Trump’s announcement did not come as a surprise—his disdain for the program was no secret. The decision was, however, met with backlash from global leaders, from French president Emmanuel Macron to Iranian Supreme Leader Ayatollah Khamenei. So why withdraw from the deal? Trump has repeatedly expressed a desire to reimpose heavy sanctions in an attempt to renegotiate and come up with a plan to prevent Iran from any opportunity to develop a nuclear weapon. Scrapping the Iran Deal was one of his main campaign promises. This plan was strongly supported by Israel’s Prime Minister Netanyahu, also a long-term opponent of the deal.

Now that the United States has left the program, it is up to the remaining supporters to keep it going or develop a new plan, and for the Trump administration to make its position clear.

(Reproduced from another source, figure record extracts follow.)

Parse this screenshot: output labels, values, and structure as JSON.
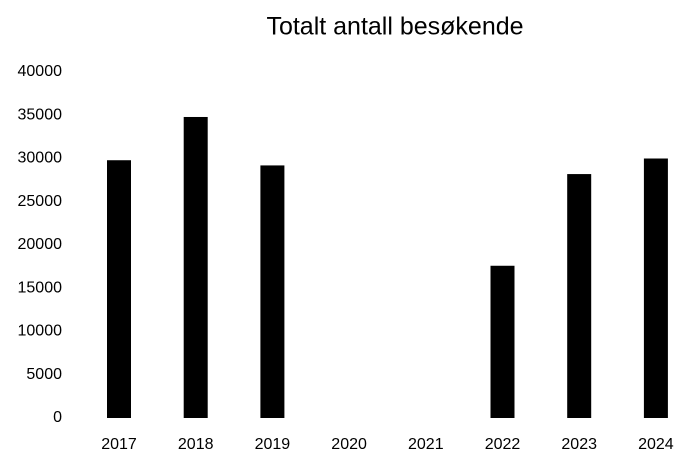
{
  "chart_data": {
    "type": "bar",
    "title": "Totalt antall besøkende",
    "categories": [
      "2017",
      "2018",
      "2019",
      "2020",
      "2021",
      "2022",
      "2023",
      "2024"
    ],
    "values": [
      29800,
      34800,
      29200,
      0,
      0,
      17600,
      28200,
      30000
    ],
    "color": "#000000",
    "ylim": [
      0,
      40000
    ],
    "yticks": [
      0,
      5000,
      10000,
      15000,
      20000,
      25000,
      30000,
      35000,
      40000
    ],
    "grid": false
  }
}
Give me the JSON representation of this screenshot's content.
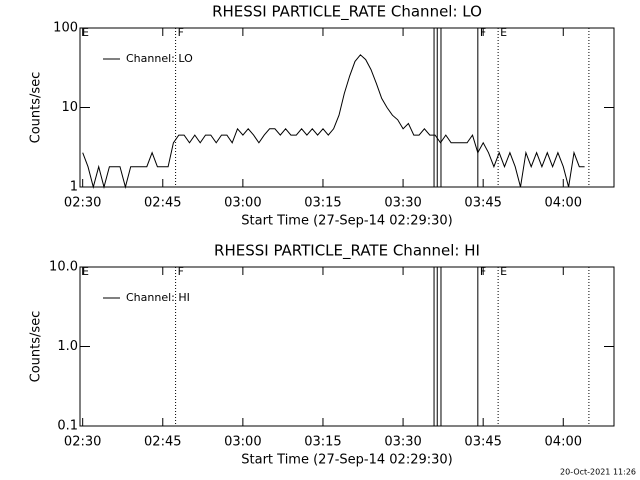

French Foreign Minister Jean-Yves Le Drian has expressed confidence that the program will continue without the United States, in an effort to maintain relative peace and avoid an arms race comparable to the Cold War.

Iran’s economy was profoundly damaged by sanctions before the deal, and repeatedly urged the United States not to back out. President Hassan Rouhani expressed contempt for Trump’s decision, but many in the United States are pleased. Richard Goldberg, a senior advisor for the Foundation for Defense of Democracies, expressed hope for a “new negotiation” whilst dismantling what he considers to be an oppressive regime with crippling sanctions.

What do students think? Christa, a junior, believes that the decision is misguided. “I think that Trump is so adherent to his own personal philosophy that he has completely blinded himself to the interests of our country and the world as a whole,” she says. Ruby, also a junior, has less of a strong stance. “I am neutral because I don’t quite see the effects,” she says. “I never thought the deal would be followed completely.”